Precarious: dependent on circumstances beyond one’s control; uncertain;unstable; insecure.
I want those interested in social and economic justice (as if the two can be seperated) to think more about the role precariousness in people’s lives. Below, I’ll explain why. Much of the theory behind this was not developed by me but by the Dutch Union of Precarious Housing and other people.
We often think of people as either having or not having things. Be they physical capital like money, legal capital like rights, or social capital like status and privileges. This is often presented as a black and white situation: either you have it or you don’t. But reality is often much more complex than that.
As an example, let’s look at homes. In the black and white image, people are either housed or homeless. But when you look at the reality, there is a whole spectrum of housing situations.

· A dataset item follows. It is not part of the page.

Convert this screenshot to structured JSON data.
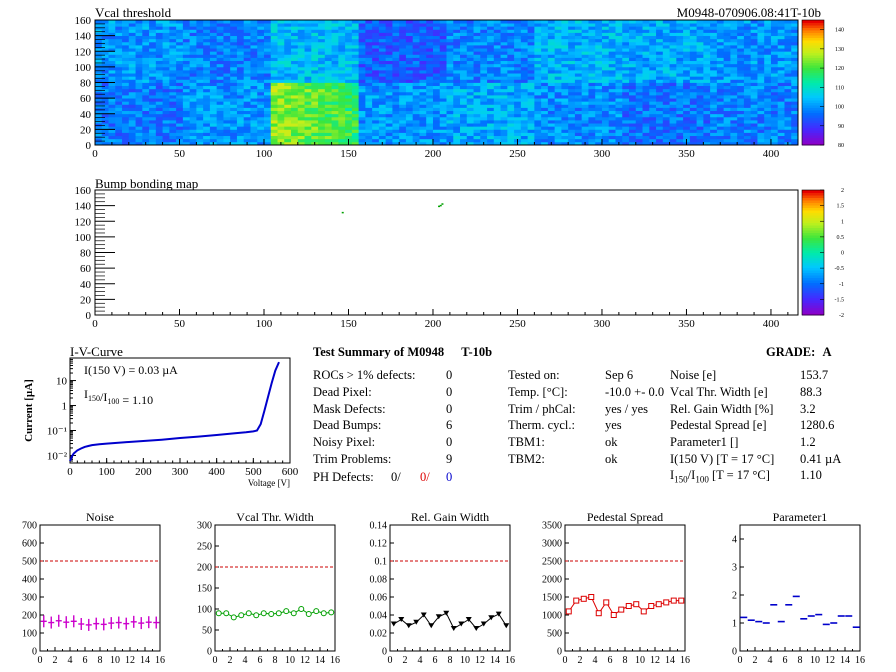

- Owning your own house without a mortgage. Very secure. Only if you were to have large debts could a judge force you to sell your house.
- Owning your own home with a mortgage. Pretty secure. Only if your income were to change to the point where you could no longer afford your mortgage could you be evicted. This is not easy for the lender.
- Renting an apartment with good tenant rights. Fairly secure. Only if your income were to change to the point where you could no longer afford your rent could you be evicted. This is easier for a landlord to achieve than it is to kick out a home owner.
- Renting an apartment on a temporary contract with dodgy tenant rights. Quite precarious. Your housing situation is secure only for the duration of your contract and only if you continue to pay the rent, and even then there are conditions under which you could be evicted.
- Motel hopping. Very precarious. If your money runs out for even a day, you are on the street immediately.
- Renting without a signed contract. Extremely precarious. You are at the mercy of your landlord’s whim.
- Squating. Extremely precarious. You can be forcibly evicted at any time.
- Homeless.
All people in cases 1 to 6 are not homeless, but the precariousness or their housing situation differs greatly. As a result, the lives they can build differ. Few people in highly precarious housing conditions would consider their situation a safe one in which to have and raise kids. You can’t build safely on precarious foundations.
There are more things in your life that can be secure of precarious: your job, your legal status, the custody over your children, your social status, your health, and more.
Oppression can increase the precariousness of any of these things. For example, disabled parents and parents of colour are far more likely to lose custody over their kids over minor incidents than abled and white parents. The custody they have over their children is more precarious. Black teenagers are much more likely to go to jail over petty crimes than white teenagers. Their rights are much more precarious than the rights of white teenagers. In some cases, privilege is precarious. For example, a trans man in the company of transphobes has male privilege only as long as his trans status is hidden. When he his outed, transphobes are going to treat him like the woman they thing he is. Passing privilege is also a precarious privilege. And like with all the things mentioned above, you can’t build safely on precarious foundations.
Precarious situations are like domino’s that topple each other. The more aspects of your financial, legal and social capital are precarious, the harder you’ll fall. If your job is the only thing in your life that is precarious, losing your job is probably going to be something you can recover from. But if your job and housing are both precarious, losing one is highly likely to result in losing the other. If the custody over your kids is also precarious, you might lose all three within the same week.
When we look at what people have and fail to consider whether all they have is secure or precarious, we miss a huge part of the picture. Someone may have a fine living space, a cool job, a great reputation and no infringements on their rights other than exist for every other citizen. But if their living space is on a temporary renting contract, they can be fired from their job at a moment’s notice and their membership of a minority group makes it likely that they will be judged harshly for small mistakes, then all they have can come crashing down in an instant. Their life is totally different from someone with the same living space, the same job, the same reputation and the same rights, but none of the insecurity.
We are living increasingly precarious lives. Look at the way the world has changed since the start of ‘the crisis’ and what you see is a ‘depression’ that took away a lot of secure jobs and houses and a ‘recovery’ that replaced it with highly precarious ones. In places where unemployment is decreasing, the new jobs are not the secure pre-crisis jobs, but highly precarious jobs with temporary contracts that can be terminated at short notice. We’re told to be more ‘flexible’ as employees, but this is just a euphemism for more willing to accept temporary precarious employment contracts. Corporations and governments are constantly inventing new ways to make our housing contracts, employment contracts and basic rights more precarious.
We may statistically see some form of ‘recovery’ from the financial crisis, but we’re all closer to being that person who can lose it all again in a day. Precariousness has become the foundation of the lives of the 99%, and of course no one is more effected by that than those whose lives were already more precarious because they did not have all the stability that white, cis, abled, straight, neurotypical, healthy privilege provides.
Precariousness is more and more of the reality of our lives and it’s something we’re going to have to be more aware of if we want to fight back against our social and economic oppression.